Cuando las puertas se cerraron, la confrontación fue brutal. “Estoy embarazada, tío. De cuatro meses”, confesó ella. “¿Quién es el padre?”, rugió él. “¡Arreglaremos un matrimonio!” “No puedo casarme con él”. “¿Por qué? ¿Es un cura? ¡Habla!” “Porque no sé cuál de los tres es el padre”. Don Sebastián palideció. “¿Tres hombres?” “Sí”, dijo ella, levantando la barbilla. “Domingo Lucumí, José Gregorio Silva y Miguel Tomás Barrios. Tu capataz negro, tu mayordomo mulato y tu herrero negro”.
El caos se desató. Doña Clemencia se desmayó. Rodrigo quedó boquiabierto. Don Sebastián, lívido de ira, juró venganza. “¡Esclavos! ¡Te has revolcado con esclavos! ¡Nos has destruido!” “Lo hice porque quise. Nadie me forzó”. “¡Peor! Estás loca. Los esclavos serán ejecutados inmediatamente. Tú serás declarada demente y encerrada en un convento”. “Demasiado tarde, tío”, dijo Catalina con una sonrisa amarga. “Ya todo está escrito. Ya las cartas fueron enviadas a Caracas. En este momento, media ciudad debe estar leyendo nuestra historia”.
La furia de Don Sebastián fue total. Agarró a Catalina, pero Rodrigo lo detuvo. “Padre, cálmate. Necesitamos pensar”. “Los tres serán ejecutados mañana al amanecer”, sentenció Don Sebastián. “Y tú enfrentarás un juicio eclesiástico. Que Dios tenga piedad de tu alma”.

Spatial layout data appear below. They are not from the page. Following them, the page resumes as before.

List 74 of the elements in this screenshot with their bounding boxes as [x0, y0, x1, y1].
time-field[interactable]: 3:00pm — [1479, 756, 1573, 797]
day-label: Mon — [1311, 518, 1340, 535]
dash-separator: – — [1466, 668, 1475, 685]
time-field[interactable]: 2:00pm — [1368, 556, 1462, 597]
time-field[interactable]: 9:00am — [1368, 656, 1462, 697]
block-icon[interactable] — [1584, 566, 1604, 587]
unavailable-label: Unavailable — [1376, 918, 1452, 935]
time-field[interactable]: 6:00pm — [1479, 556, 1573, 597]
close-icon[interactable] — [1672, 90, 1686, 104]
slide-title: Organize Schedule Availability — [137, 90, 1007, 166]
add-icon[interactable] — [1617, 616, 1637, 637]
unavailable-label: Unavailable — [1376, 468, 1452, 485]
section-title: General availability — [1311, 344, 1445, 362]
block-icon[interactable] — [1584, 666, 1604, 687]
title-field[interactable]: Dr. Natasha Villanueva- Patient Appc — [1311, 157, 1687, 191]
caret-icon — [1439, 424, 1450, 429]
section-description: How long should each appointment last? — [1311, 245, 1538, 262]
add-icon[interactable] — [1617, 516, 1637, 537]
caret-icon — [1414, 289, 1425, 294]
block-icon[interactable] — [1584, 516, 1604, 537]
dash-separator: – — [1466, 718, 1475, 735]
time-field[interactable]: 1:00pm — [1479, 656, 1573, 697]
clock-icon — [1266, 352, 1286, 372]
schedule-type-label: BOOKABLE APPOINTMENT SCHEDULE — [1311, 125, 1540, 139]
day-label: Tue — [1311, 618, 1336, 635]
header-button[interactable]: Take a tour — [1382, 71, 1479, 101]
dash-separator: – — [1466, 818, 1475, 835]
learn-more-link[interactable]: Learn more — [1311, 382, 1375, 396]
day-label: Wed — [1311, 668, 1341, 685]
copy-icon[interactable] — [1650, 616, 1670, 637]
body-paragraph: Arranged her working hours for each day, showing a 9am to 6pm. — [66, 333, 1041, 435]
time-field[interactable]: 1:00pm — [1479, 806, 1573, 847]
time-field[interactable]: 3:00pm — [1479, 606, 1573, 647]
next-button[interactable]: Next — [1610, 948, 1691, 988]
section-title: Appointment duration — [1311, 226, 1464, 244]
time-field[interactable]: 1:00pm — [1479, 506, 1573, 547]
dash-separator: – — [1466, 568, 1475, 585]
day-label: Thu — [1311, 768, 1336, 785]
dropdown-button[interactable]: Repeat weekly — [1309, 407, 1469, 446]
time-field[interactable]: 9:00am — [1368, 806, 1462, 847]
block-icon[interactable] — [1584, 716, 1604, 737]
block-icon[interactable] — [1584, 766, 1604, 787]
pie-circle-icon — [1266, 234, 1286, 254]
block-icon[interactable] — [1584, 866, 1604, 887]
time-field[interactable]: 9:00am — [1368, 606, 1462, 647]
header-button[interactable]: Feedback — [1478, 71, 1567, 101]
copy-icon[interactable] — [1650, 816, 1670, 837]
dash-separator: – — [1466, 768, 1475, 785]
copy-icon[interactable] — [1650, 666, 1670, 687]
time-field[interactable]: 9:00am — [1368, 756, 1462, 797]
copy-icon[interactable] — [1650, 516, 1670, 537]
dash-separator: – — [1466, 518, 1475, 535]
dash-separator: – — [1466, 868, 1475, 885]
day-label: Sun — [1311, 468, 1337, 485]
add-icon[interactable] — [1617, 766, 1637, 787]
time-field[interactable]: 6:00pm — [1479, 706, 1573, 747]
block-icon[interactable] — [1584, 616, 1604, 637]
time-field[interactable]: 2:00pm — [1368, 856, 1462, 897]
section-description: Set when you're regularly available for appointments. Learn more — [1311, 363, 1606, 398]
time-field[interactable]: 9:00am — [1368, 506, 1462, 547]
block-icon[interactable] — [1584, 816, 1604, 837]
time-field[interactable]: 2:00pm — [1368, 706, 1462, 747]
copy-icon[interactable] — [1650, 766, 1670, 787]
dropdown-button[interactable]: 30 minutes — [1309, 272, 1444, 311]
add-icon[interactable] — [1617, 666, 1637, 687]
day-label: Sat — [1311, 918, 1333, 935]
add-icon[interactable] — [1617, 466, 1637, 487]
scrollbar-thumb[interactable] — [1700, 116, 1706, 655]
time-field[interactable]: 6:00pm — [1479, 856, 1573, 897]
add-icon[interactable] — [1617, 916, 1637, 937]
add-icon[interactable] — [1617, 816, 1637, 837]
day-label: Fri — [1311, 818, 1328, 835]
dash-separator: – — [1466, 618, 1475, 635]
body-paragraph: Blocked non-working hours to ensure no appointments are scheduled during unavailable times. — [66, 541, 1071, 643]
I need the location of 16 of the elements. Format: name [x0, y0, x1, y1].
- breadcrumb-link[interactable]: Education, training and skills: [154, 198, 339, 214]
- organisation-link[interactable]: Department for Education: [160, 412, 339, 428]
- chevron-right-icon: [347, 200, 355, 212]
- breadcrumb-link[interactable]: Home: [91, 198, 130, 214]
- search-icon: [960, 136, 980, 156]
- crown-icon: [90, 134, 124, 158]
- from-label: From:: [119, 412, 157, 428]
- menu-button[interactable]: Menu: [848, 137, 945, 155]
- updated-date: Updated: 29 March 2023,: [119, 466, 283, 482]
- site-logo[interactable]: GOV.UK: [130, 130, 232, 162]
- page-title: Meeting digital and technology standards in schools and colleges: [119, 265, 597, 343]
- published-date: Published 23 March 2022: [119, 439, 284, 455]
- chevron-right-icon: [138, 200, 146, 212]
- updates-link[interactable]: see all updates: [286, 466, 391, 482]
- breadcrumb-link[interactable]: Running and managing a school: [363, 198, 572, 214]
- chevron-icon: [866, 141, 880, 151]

Esa noche, los tres hombres esperaban su destino en un cobertizo, encadenados pero juntos. “¿Creen que valió la pena?”, preguntó Miguel, temblando. “Sí”, dijo José Gregorio. “Vivimos con dignidad, aunque sea por poco tiempo”. Domingo miró hacia la casa grande. “Llevará tiempo, pero llegará el día en que un hombre negro podrá amar a quien quiera. No llegaremos a verlo”. “No”, dijo José Gregorio. “Pero quizás el hijo de Catalina sí”. Ese niño, que llevaría la sangre de uno de ellos pero el legado de los tres, era su única trascendencia.
En la casa grande, Catalina estaba encerrada en su habitación, escuchando cómo el amanecer se acercaba. Había suplicado, ofrecido su fortuna, pero Don Sebastián estaba decidido.